Fundamentalismo, homens-bomba, guerras civis. Os conflitos no Oriente Médio são noticiados pela imprensa ocidental como as maiores barbáries da humanidade. Não deixam de ser, mas, de uma forma geral, falta contextualização sobre a política social, econômica e religiosa da região, o que poderia ajudar a compreender (não aceitar) melhor como as coisas funcionam. Discussões à parte opinando sobre os diferentes lados, nesta semana chega às telas 118 Dias, filme de Jon Stewart sobre o jornalista Maziar Bahari, detido e torturado pelo exército do Irã enquanto trabalhava no país em 2009. Um tema tão importante e tão mal explicado merece atenção especial. Por isso, a equipe do Papo de Cinema resolveu eleger dez filmes que contextualizam de diferentes formas os conflitos do continente. Confira!
Kedma (2002)
Indicado a Palma de Ouro do Festival de Cannes e vencedor do prêmio da crítica do Festival Internacional de São Paulo, em 2002, Kedma, do isralense Amos Gitai, traz, de forma realista, uma ótima reflexão sobre o conflito Israel x Palestina. Ao invés de mostrar a história do sofrimento judaico como tantos outros filmes, Gitai escolhe contar a história do conflito entre árabes e judeus de uma forma provocadora, mostrando pontos de vista e verdades, algo fundamental ao abordar uma questão tão polêmica como o conflito e a formação de Israel.

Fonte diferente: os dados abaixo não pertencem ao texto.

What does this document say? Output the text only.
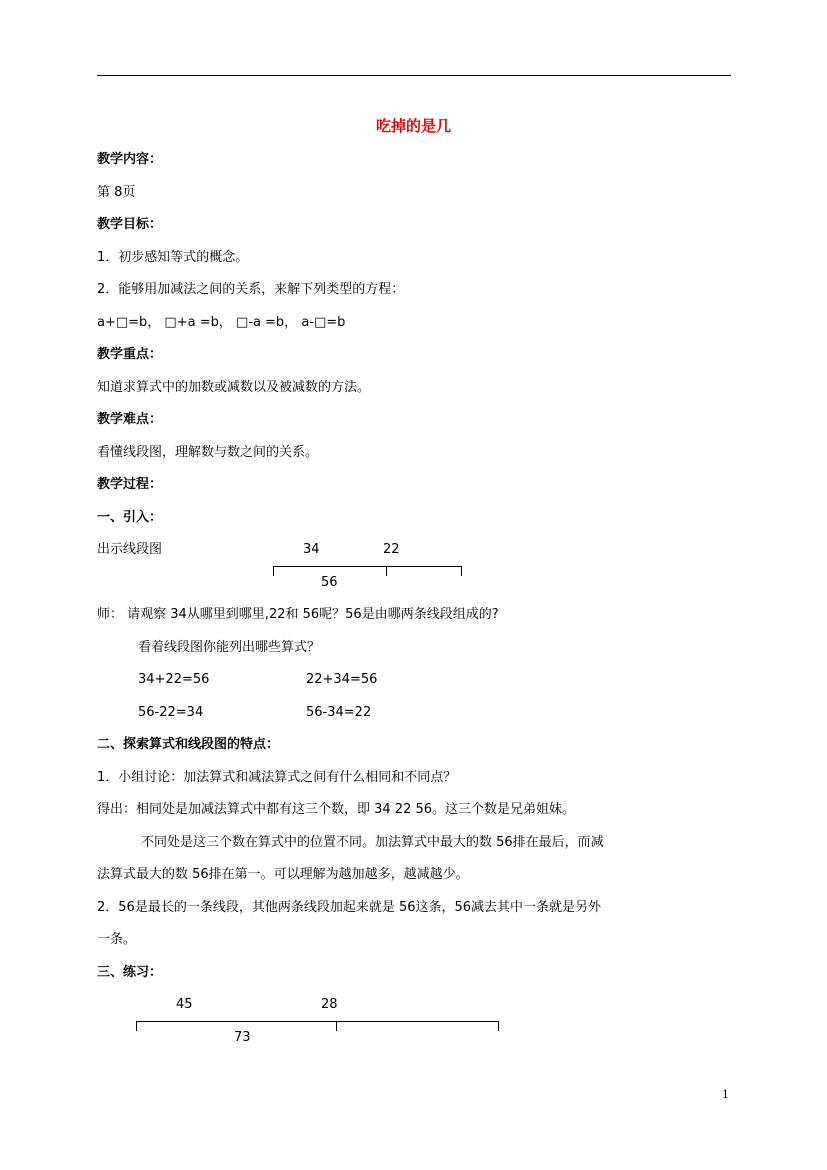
吃掉的是几
教学内容：
第 8页
教学目标：
1．初步感知等式的概念。
2．能够用加减法之间的关系，来解下列类型的方程：
a+□=b， □+a =b， □-a =b， a-□=b
教学重点：
知道求算式中的加数或减数以及被减数的方法。
教学难点：
看懂线段图，理解数与数之间的关系。
教学过程：
一、引入：
出示线段图	34	22
56
师： 请观察 34从哪里到哪里,22和 56呢？56是由哪两条线段组成的?
看着线段图你能列出哪些算式？
34+22=56	22+34=56
56-22=34	56-34=22
二、探索算式和线段图的特点：
1．小组讨论：加法算式和减法算式之间有什么相同和不同点？
得出：相同处是加减法算式中都有这三个数，即 34 22 56。这三个数是兄弟姐妹。
不同处是这三个数在算式中的位置不同。加法算式中最大的数 56排在最后，而减
法算式最大的数 56排在第一。可以理解为越加越多，越减越少。
2．56是最长的一条线段，其他两条线段加起来就是 56这条，56减去其中一条就是另外
一条。
三、练习：
45	28
73
1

Obviamente, isso desagradou seu país, visto que o filme, vencedor no Brasil e indicado em Cannes, ganhou apenas o prêmio de melhor figurino no “Oscar” de Israel. O fato, no entanto, não diminui – muito pelo contrário – a ótima obra, que se passa em maio de 1948, pouco antes da criação do Estado de Israel. Kedma é o nome do navio que levou alguns judeus sobreviventes dos campos de concentração à Palestina e o ponto de partida de tudo, tanto do filme quanto do próprio Estado de Israel. A obra é cheia de longos planos-sequências e se destaca também por ter pouquíssimos diálogos. As imagens fortes, que dão a dimensão do tamanho do sofrimento e do terror na região, são pontos fortes da película, mas os raros diálogos e, principalmente, os monólogos ao longo da obra, a tornam especial. O monólogo do imigrante que vira combatente, Janusz (Andrei Kashkar), fecha o filme e é belíssimo e emocionante. Aos gritos, babando, descontrolado e enérgico, o desabafo final é a melhor parte da obra e, assim como toda a película, traz uma reflexão muito interessante. – por Gabriel Pazini
Paradise Now (2005)
Em Paradise Now, de Hany Abu-Assad, acompanhamos 48 horas na vida de dois amigos de infância: Said e Khaled. Destacados como homens de confiança, ambos são recrutados para um trabalho que só pode ser feito uma vez: amarrar seus corpos em bombas e servir como detonador em alguma região de Tel Aviv. Khaled é o mais animado com a tarefa, certo de que encontrará Alá no outro lado. Said, no entanto, está apaixonado por uma garota e tendo dificuldades para entender o porquê de seu sacrifício. Hany Abu-Assad nos entrega um longa-metragem com um ritmo ágil, conseguindo transmitir tensão ao espectador. Também se mostra um bom diretor de elenco, tirando ótimas performances do duo principal: Kais Nashef (Said) e Ali Suliman (Khaled). A edição de Sander Vos ajuda bastante, tendo um tom nervoso principalmente no segundo ato. Indicado ao Oscar de Melhor Filme Estrangeiro e vencedor do Globo de Ouro na mesma categoria, Paradise Now sofreu à época com as polêmicas que sua temática gerou, principalmente pela leitura de alguns de que Assad seria a favor dos homens-bomba. Uma interpretação preguiçosa e superficial dado o desenrolar da história. O fato de o cineasta não demonizar aqueles homens não o coloca a favor da prática, de forma alguma. – por Rodrigo de Oliveira
O Caçador de Pipas (The Kite Runner, 2007)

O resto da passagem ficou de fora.